Reflections on the Qualitative Research Network (QRN)
By Miriam Mutseta, PSI Zimbabwe Program Manager
February 2017
Following the successful launch of my blog in Zambia, Lusaka, here I am again with reflections on the QRN, Liverpool Chapter! Our eyes are already set on STAR phase 2 and how we can transition the QRN to the dizzy heights of the next level.
A long road travelled
During the February 2017 QRN meeting, I appreciated the long road we have travelled thus far and how much more we still need to do, with preliminary results bringing in more questions. The work on the visual stability of HIV Self-Test (HIVST) kits and client interpretation is ongoing and will expand to blood-based kits. Building upon the work conducted in Malawi and Zimbabwe, we want to do a stability test at one of the fixed sites but, having looked at the work done by Dr. Victoria Watson of the Liverpool School of Tropical Medicine (LSTM), I am thinking we could modify our protocol to look at more field-based conditions on community distribution instead of mimicking the same conditions explored at the LSTM laboratories or we could do both. With key challenges in late reads and a low return rate of 34% of kits in Zambia, this work could be vital in ensuring clients can accurately interpret their results. Urgent communication messages must be incorporated into the training sessions and provided to the public in general – a “lightbulb” moment for Varaidzo Mabhunu, PSI Zimbabwe’s Marketing Manager, and all marketers, and food for thought for Quality Assurance.

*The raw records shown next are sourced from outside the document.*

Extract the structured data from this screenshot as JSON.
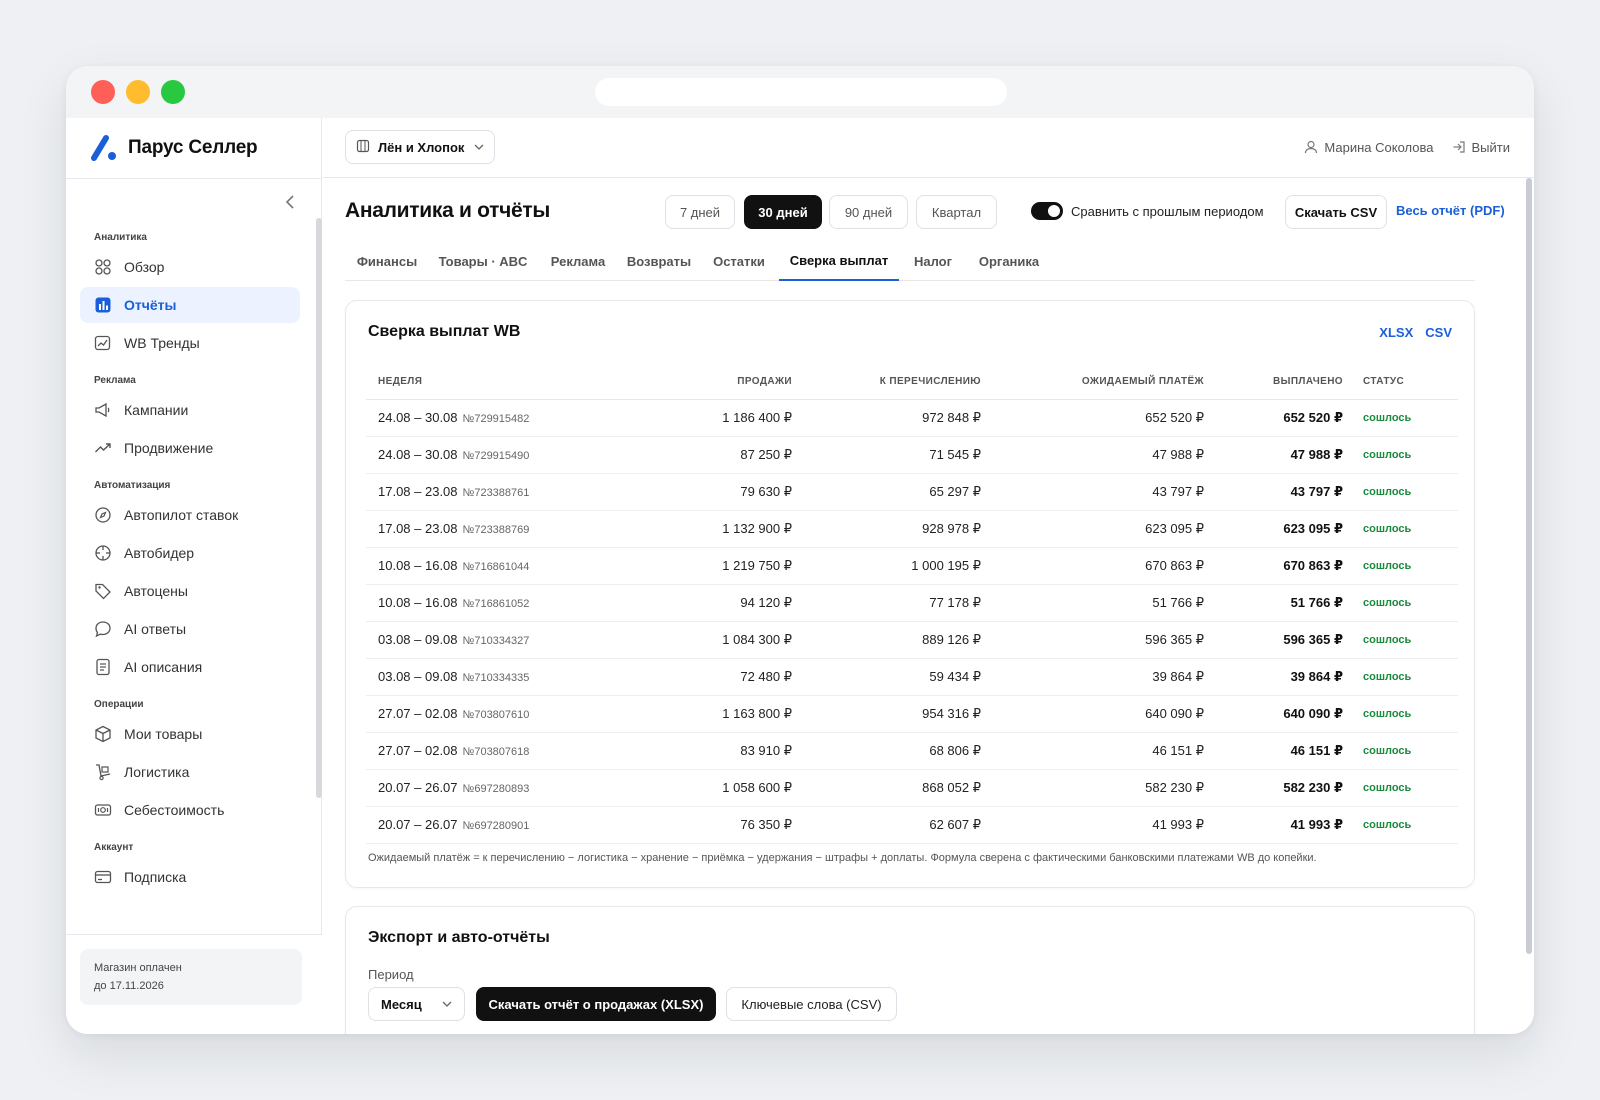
{
  "brand": {
    "name": "Парус Селлер"
  },
  "store": {
    "name": "Лён и Хлопок"
  },
  "user": {
    "name": "Марина Соколова",
    "logout": "Выйти"
  },
  "sidebar": {
    "groups": [
      {
        "title": "Аналитика",
        "items": [
          {
            "label": "Обзор",
            "icon": "grid-icon"
          },
          {
            "label": "Отчёты",
            "icon": "bar-chart-icon",
            "active": true
          },
          {
            "label": "WB Тренды",
            "icon": "trend-card-icon"
          }
        ]
      },
      {
        "title": "Реклама",
        "items": [
          {
            "label": "Кампании",
            "icon": "megaphone-icon"
          },
          {
            "label": "Продвижение",
            "icon": "trending-up-icon"
          }
        ]
      },
      {
        "title": "Автоматизация",
        "items": [
          {
            "label": "Автопилот ставок",
            "icon": "compass-icon"
          },
          {
            "label": "Автобидер",
            "icon": "crosshair-icon"
          },
          {
            "label": "Автоцены",
            "icon": "tag-icon"
          },
          {
            "label": "AI ответы",
            "icon": "chat-bubble-icon"
          },
          {
            "label": "AI описания",
            "icon": "document-icon"
          }
        ]
      },
      {
        "title": "Операции",
        "items": [
          {
            "label": "Мои товары",
            "icon": "box-icon"
          },
          {
            "label": "Логистика",
            "icon": "dolly-icon"
          },
          {
            "label": "Себестоимость",
            "icon": "cash-icon"
          }
        ]
      },
      {
        "title": "Аккаунт",
        "items": [
          {
            "label": "Подписка",
            "icon": "credit-card-icon"
          }
        ]
      }
    ],
    "footer": {
      "line1": "Магазин оплачен",
      "line2": "до 17.11.2026"
    }
  },
  "page": {
    "title": "Аналитика и отчёты",
    "periods": [
      "7 дней",
      "30 дней",
      "90 дней",
      "Квартал"
    ],
    "active_period": "30 дней",
    "compare_label": "Сравнить с прошлым периодом",
    "compare_on": true,
    "download_csv": "Скачать CSV",
    "full_report": "Весь отчёт (PDF)",
    "tabs": [
      "Финансы",
      "Товары · ABC",
      "Реклама",
      "Возвраты",
      "Остатки",
      "Сверка выплат",
      "Налог",
      "Органика"
    ],
    "active_tab": "Сверка выплат"
  },
  "payouts": {
    "title": "Сверка выплат WB",
    "export_xlsx": "XLSX",
    "export_csv": "CSV",
    "columns": [
      "НЕДЕЛЯ",
      "ПРОДАЖИ",
      "К ПЕРЕЧИСЛЕНИЮ",
      "ОЖИДАЕМЫЙ ПЛАТЁЖ",
      "ВЫПЛАЧЕНО",
      "СТАТУС"
    ],
    "rows": [
      {
        "week": "24.08 – 30.08",
        "num": "№729915482",
        "sales": "1 186 400 ₽",
        "transfer": "972 848 ₽",
        "expected": "652 520 ₽",
        "paid": "652 520 ₽",
        "status": "сошлось"
      },
      {
        "week": "24.08 – 30.08",
        "num": "№729915490",
        "sales": "87 250 ₽",
        "transfer": "71 545 ₽",
        "expected": "47 988 ₽",
        "paid": "47 988 ₽",
        "status": "сошлось"
      },
      {
        "week": "17.08 – 23.08",
        "num": "№723388761",
        "sales": "79 630 ₽",
        "transfer": "65 297 ₽",
        "expected": "43 797 ₽",
        "paid": "43 797 ₽",
        "status": "сошлось"
      },
      {
        "week": "17.08 – 23.08",
        "num": "№723388769",
        "sales": "1 132 900 ₽",
        "transfer": "928 978 ₽",
        "expected": "623 095 ₽",
        "paid": "623 095 ₽",
        "status": "сошлось"
      },
      {
        "week": "10.08 – 16.08",
        "num": "№716861044",
        "sales": "1 219 750 ₽",
        "transfer": "1 000 195 ₽",
        "expected": "670 863 ₽",
        "paid": "670 863 ₽",
        "status": "сошлось"
      },
      {
        "week": "10.08 – 16.08",
        "num": "№716861052",
        "sales": "94 120 ₽",
        "transfer": "77 178 ₽",
        "expected": "51 766 ₽",
        "paid": "51 766 ₽",
        "status": "сошлось"
      },
      {
        "week": "03.08 – 09.08",
        "num": "№710334327",
        "sales": "1 084 300 ₽",
        "transfer": "889 126 ₽",
        "expected": "596 365 ₽",
        "paid": "596 365 ₽",
        "status": "сошлось"
      },
      {
        "week": "03.08 – 09.08",
        "num": "№710334335",
        "sales": "72 480 ₽",
        "transfer": "59 434 ₽",
        "expected": "39 864 ₽",
        "paid": "39 864 ₽",
        "status": "сошлось"
      },
      {
        "week": "27.07 – 02.08",
        "num": "№703807610",
        "sales": "1 163 800 ₽",
        "transfer": "954 316 ₽",
        "expected": "640 090 ₽",
        "paid": "640 090 ₽",
        "status": "сошлось"
      },
      {
        "week": "27.07 – 02.08",
        "num": "№703807618",
        "sales": "83 910 ₽",
        "transfer": "68 806 ₽",
        "expected": "46 151 ₽",
        "paid": "46 151 ₽",
        "status": "сошлось"
      },
      {
        "week": "20.07 – 26.07",
        "num": "№697280893",
        "sales": "1 058 600 ₽",
        "transfer": "868 052 ₽",
        "expected": "582 230 ₽",
        "paid": "582 230 ₽",
        "status": "сошлось"
      },
      {
        "week": "20.07 – 26.07",
        "num": "№697280901",
        "sales": "76 350 ₽",
        "transfer": "62 607 ₽",
        "expected": "41 993 ₽",
        "paid": "41 993 ₽",
        "status": "сошлось"
      }
    ],
    "footnote": "Ожидаемый платёж = к перечислению − логистика − хранение − приёмка − удержания − штрафы + доплаты. Формула сверена с фактическими банковскими платежами WB до копейки."
  },
  "export": {
    "title": "Экспорт и авто-отчёты",
    "period_label": "Период",
    "period_value": "Месяц",
    "download_sales": "Скачать отчёт о продажах (XLSX)",
    "keywords": "Ключевые слова (CSV)"
  },
  "colors": {
    "accent": "#1b5fd8",
    "success": "#1a8a3c",
    "dark": "#111111",
    "sidebar_active_bg": "#ecf2ff"
  }
}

Dr. Victoria Watson’s work on the visual stability study and implications for HIVST quality control
Sharing ideas to improve linkage rates
We discussed low linkage rates in general and among the youth. Are we making efforts at packaging our linkages services so that clients naturally gravitate towards them or are we using a stick to push them to facilities? Uptake among the youths in Malawi is very high and I am wondering if in Zambia and Zimbabwe we might be failing them by not providing them with an attractive enough linkage package. Any Discrete Choice Experiments (DCEs) out there on linkages? More thoughts are needed regarding the barriers to integration of self-testing into the health care systems and beyond.
New to NVivo
We took some time in the meeting to work on the coding framework and perfected our skills on the use of NVivo. The coding framework is a work in progress and will need to be finalised. Our discussions now gravitate towards blood-based self-testing and into issues affecting self-testing that may be different from traditional methods of testing.
New starters
Of course, the QRN group has grown bigger and more inclusive. We welcomed to the network Richard Chilongosi, PSI Malawi’s HIVST Program Manager, and PSI Zimbabwe’s Marketing Manager, Varaidzo Mabhunu. We introduced the new arrivals to our business as usual way of doing things – a short train ride to LSTM’s Dr. Miriam Taegtmeyer’s place for the best curry I have ever had and a moonlight walk to the mighty River Mersey. The following evening it was the “Shiverpool” night tour – a ghost tour of Liverpool.
The ‘Shiverpool Experience’
The shaping of our curriculum was deeply rooted in the outputs of the QRN discussions and feedback. The coordination and free flow of ideas between researchers, implementers and marketers ignited the start of a regional communications campaign, based on the findings of both research and implementation.
Collaboration between STAR research arms
STAR researchers from other disciplines joined us and gave insights into their work – LSHTM’s Melissa Neuman (a Research Fellow and Lecturer in Epidemiology), Marc D’Elbée (a Research Fellow and Lecturer in Health Economics) and Cath Beaumont (STAR Project Manager) all made it to our meeting. Such was the high level of inspiration that there were whispers in the corridors to change the name of the network from QRN TO QIRN J, as we move to scale.
The value of the QRN to both researchers and implementers as we move to STAR phase 2 is immense, providing sustainability of the HIV self-testing initiative in the future. Phase 2 comes with more challenges as we move to blood-based testing, and the dreaded “prick”, more public sector involvement, more countries and more models. Moving from research to full-scale implementation. Issues of regulatory frameworks as governments warm up to integrating self-testing all need careful analysis.